According to the Office on Women's Health, herpes lasts for the rest of a person's life and never completely goes away or heals. However, individual outbreaks generally resolve more quickly as time goes on. Planned Parenthood explains that the initial outbreak may take two to four weeks to heal, but subsequent recurrences generally heal in 10 to 14 days. Some people have recurrences frequently, while other people experience very few outbreaks.
While there is no cure for herpes, Planned Parenthood contends that current antiviral medications can significantly speed the rate at which herpes sores heal. These drugs are more effective when taken continuously, rather than episodically, to treat individual outbreaks. Additionally, by keeping the sores clean and dry, people can accelerate the healing process.

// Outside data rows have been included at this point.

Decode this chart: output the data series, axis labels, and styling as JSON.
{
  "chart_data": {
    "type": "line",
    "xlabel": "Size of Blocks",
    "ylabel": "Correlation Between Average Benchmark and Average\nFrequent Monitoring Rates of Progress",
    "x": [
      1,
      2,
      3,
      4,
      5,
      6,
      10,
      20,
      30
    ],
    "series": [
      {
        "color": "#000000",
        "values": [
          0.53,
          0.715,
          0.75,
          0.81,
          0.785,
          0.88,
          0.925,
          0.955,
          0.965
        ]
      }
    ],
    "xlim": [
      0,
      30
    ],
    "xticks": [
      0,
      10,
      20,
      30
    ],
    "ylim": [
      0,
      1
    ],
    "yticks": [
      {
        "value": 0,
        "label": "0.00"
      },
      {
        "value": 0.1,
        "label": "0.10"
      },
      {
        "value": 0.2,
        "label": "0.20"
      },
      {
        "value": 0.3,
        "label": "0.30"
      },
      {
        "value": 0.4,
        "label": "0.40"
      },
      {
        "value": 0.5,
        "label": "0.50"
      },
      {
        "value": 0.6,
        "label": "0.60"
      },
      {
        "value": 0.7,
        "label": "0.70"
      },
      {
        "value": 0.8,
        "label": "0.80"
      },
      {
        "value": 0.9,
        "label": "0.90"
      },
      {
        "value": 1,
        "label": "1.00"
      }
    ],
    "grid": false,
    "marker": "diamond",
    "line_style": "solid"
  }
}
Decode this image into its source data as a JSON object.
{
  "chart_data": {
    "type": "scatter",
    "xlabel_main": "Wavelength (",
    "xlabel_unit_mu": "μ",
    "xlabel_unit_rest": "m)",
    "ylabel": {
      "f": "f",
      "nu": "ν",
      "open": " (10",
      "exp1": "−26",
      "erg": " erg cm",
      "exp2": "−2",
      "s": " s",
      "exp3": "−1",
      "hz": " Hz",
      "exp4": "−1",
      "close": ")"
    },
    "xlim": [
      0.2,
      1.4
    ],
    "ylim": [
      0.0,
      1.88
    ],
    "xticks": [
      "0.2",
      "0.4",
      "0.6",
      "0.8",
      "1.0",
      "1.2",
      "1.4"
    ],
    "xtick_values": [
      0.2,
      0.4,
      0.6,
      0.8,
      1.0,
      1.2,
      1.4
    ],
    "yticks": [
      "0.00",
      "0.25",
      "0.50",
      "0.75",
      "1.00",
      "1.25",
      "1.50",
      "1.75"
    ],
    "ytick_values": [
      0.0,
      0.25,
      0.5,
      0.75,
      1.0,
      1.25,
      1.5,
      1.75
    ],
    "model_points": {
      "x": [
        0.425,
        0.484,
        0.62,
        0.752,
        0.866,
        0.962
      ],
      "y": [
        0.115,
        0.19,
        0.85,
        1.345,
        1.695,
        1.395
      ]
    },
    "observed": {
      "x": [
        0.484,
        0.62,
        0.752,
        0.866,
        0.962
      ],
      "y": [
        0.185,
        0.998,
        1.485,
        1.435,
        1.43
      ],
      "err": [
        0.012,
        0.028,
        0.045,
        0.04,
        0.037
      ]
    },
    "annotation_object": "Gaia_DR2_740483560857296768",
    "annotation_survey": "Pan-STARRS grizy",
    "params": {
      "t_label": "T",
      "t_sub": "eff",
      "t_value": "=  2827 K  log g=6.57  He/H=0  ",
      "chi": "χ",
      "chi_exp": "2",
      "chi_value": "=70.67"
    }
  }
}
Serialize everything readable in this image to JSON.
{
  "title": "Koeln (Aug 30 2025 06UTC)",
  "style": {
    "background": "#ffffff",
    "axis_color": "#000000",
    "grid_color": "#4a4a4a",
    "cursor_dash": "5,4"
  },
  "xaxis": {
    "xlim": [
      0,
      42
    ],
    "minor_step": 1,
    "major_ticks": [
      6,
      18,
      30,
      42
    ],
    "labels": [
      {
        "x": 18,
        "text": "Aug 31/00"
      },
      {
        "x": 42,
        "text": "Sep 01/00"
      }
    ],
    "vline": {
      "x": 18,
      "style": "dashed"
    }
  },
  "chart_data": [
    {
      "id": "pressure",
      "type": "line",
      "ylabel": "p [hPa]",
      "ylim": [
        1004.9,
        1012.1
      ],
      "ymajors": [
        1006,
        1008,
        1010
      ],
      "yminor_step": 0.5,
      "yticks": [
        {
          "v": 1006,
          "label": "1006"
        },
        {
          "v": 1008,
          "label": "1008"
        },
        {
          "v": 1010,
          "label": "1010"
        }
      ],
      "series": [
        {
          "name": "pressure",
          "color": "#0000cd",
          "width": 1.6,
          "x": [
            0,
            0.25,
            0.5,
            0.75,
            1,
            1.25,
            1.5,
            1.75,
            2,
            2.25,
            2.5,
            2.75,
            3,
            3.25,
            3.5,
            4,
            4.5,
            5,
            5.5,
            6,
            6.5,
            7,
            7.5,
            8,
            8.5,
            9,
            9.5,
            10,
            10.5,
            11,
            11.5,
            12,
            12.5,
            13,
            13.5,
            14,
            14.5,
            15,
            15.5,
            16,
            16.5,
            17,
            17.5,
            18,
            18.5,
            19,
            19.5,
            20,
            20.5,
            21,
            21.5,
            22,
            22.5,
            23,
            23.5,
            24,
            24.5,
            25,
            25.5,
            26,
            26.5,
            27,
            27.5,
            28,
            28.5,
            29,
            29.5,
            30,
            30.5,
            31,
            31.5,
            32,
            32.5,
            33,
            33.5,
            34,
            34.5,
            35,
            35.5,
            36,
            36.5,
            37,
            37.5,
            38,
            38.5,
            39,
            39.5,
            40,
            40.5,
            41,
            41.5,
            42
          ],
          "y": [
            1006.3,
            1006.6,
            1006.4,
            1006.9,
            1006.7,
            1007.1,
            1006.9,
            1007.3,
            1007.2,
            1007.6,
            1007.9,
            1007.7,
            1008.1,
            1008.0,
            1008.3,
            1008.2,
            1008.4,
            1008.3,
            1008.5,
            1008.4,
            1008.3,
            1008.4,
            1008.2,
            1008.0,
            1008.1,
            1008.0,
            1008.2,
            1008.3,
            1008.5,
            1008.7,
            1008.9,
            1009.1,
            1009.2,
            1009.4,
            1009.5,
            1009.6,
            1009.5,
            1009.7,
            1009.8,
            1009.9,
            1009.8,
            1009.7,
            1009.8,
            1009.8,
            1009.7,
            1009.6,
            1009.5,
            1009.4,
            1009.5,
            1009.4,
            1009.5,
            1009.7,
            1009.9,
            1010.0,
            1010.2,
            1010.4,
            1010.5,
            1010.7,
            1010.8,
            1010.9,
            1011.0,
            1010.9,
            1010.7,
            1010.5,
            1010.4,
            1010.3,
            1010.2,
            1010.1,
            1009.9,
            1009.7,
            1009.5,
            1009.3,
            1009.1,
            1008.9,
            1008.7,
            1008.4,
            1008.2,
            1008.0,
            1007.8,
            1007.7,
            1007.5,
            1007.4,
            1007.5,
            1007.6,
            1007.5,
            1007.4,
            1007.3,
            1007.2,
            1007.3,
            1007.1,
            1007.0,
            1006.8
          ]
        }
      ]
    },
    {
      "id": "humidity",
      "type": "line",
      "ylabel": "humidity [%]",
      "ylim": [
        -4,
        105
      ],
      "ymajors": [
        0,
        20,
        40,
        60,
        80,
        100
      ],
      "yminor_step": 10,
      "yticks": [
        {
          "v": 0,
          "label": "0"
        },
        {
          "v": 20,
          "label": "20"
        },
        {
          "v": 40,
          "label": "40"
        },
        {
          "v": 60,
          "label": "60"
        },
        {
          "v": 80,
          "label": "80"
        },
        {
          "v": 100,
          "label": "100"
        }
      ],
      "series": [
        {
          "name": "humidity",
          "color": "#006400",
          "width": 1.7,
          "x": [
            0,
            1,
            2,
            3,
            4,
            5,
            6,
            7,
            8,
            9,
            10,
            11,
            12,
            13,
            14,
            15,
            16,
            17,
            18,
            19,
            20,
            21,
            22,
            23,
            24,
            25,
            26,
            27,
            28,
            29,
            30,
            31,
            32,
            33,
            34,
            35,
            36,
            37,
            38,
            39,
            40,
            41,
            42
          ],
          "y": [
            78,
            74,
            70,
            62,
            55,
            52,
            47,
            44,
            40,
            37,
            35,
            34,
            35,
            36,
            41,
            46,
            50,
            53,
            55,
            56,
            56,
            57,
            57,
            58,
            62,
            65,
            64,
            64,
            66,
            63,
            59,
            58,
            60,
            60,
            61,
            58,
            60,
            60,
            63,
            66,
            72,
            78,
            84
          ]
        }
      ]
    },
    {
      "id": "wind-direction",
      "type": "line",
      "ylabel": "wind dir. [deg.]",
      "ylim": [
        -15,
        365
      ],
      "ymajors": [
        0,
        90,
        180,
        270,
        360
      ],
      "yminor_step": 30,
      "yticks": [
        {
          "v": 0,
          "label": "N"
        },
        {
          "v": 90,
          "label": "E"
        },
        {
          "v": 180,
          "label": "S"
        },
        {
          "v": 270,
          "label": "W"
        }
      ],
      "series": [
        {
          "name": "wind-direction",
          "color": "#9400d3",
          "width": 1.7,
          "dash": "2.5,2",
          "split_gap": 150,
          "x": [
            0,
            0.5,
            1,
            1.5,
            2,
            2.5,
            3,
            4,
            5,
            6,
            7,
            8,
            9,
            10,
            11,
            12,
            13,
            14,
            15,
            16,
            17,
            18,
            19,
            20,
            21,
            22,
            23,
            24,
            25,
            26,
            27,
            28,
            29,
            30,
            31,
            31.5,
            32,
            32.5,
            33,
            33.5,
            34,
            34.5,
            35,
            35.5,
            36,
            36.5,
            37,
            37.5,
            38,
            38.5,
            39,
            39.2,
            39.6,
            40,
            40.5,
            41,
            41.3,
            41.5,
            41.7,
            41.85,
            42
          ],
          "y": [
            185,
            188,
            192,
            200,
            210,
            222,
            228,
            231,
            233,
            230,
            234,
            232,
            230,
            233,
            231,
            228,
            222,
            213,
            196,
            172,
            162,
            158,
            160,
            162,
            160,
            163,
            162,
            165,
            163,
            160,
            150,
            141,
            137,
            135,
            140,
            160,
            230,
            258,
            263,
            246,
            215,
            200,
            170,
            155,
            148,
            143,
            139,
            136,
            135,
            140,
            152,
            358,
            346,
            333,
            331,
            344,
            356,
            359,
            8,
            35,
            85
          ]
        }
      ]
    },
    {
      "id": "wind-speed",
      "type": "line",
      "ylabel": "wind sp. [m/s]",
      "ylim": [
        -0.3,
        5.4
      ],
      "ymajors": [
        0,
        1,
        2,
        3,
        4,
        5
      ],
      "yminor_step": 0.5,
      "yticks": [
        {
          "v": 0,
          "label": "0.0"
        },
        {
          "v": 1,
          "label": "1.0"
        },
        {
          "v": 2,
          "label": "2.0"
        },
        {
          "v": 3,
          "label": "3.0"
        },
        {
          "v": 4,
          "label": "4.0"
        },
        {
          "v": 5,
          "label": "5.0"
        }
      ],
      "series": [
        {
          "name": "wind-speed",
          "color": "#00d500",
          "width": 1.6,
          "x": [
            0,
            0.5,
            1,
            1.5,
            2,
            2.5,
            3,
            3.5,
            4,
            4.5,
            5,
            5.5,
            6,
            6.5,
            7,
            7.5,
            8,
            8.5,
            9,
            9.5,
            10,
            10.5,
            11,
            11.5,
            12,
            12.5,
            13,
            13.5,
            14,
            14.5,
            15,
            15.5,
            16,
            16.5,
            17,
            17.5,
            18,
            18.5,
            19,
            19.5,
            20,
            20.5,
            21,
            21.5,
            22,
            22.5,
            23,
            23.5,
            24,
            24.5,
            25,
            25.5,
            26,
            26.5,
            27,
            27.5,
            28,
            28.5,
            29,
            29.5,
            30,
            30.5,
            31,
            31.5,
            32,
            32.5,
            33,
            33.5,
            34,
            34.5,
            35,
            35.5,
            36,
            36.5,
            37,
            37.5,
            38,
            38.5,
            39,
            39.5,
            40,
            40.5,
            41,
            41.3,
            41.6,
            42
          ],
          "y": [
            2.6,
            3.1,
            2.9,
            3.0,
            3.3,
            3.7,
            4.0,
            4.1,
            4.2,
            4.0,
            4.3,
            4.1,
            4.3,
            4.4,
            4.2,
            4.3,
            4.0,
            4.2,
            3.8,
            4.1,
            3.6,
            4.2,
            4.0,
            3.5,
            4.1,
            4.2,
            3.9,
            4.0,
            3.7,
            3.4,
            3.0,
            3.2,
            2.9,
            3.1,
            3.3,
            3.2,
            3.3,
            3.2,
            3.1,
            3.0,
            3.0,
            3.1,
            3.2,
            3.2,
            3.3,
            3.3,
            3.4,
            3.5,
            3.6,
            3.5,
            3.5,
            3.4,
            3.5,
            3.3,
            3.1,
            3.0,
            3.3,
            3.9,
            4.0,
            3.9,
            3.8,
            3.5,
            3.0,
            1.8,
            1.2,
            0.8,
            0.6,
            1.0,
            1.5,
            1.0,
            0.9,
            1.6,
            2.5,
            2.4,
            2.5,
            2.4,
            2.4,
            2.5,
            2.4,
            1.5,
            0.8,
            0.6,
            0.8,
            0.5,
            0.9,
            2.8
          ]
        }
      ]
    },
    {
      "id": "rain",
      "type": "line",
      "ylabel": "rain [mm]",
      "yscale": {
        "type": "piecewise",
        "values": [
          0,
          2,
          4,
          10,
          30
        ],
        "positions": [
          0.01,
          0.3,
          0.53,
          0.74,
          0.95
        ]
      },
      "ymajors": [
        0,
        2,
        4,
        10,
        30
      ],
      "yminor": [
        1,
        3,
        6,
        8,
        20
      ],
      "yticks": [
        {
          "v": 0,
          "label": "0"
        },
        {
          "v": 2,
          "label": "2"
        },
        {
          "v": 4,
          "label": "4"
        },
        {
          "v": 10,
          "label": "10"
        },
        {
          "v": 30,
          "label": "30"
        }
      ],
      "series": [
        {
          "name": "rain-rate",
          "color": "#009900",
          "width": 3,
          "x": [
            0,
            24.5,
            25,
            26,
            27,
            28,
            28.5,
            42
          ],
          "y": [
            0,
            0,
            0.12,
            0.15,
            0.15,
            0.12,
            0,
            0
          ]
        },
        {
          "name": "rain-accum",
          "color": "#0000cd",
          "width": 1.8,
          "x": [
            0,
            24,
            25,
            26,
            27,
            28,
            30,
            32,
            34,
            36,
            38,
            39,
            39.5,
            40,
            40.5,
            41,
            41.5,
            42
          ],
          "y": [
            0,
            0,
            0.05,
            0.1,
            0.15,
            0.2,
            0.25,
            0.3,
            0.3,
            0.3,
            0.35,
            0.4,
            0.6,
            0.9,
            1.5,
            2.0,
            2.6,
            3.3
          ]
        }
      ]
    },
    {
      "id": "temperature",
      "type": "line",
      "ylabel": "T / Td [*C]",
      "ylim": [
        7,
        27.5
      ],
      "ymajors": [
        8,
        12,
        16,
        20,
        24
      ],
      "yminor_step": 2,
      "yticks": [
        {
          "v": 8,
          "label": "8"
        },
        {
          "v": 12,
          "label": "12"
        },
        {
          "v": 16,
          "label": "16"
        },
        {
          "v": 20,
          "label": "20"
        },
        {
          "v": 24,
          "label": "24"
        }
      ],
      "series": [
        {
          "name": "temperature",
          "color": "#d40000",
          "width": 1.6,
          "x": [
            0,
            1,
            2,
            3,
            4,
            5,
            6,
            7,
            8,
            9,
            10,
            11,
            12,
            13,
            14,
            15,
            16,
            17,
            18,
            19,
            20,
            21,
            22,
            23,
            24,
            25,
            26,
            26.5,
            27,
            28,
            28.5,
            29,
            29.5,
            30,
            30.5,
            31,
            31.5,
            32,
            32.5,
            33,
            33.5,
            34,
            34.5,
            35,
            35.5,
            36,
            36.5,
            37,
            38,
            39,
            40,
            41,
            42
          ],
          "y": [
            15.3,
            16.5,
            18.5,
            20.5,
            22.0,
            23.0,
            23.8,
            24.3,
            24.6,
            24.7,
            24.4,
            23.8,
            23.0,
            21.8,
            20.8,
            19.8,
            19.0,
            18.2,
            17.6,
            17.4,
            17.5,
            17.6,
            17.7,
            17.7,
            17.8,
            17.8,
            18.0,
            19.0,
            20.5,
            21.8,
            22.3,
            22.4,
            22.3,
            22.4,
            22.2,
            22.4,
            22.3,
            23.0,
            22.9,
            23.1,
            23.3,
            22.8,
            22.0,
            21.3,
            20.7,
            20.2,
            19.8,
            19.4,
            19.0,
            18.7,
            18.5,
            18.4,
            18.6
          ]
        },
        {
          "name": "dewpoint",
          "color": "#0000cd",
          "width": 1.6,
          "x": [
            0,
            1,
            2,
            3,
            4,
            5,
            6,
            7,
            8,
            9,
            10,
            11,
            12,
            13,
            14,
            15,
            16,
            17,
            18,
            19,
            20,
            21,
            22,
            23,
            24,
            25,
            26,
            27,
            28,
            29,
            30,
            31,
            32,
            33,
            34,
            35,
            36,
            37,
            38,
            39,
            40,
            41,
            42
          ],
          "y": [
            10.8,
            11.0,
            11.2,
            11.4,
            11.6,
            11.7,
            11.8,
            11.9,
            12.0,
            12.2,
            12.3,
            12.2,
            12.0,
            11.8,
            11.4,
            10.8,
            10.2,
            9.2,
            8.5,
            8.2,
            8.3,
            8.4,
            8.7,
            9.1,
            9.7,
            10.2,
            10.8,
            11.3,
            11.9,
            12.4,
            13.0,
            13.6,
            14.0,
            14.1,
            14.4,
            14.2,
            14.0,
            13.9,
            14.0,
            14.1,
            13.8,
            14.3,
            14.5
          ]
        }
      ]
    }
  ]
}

To prevent spreading herpes to others, it is important to avoid any sexual contact during an outbreak. Planned Parenthood states that condoms are not completely effective at preventing herpes transmission, as sweat and vaginal secretions can carry the virus. Between outbreaks, condoms help to reduce the chances of spreading the infection.
Planned Parenthood states that those with HIV are more likely to catch or spread herpes to their sexual partners. People are also more likely to catch HIV if they are infected with herpes. According to some studies, those with herpes are twice as likely to catch HIV as those who do not have herpes.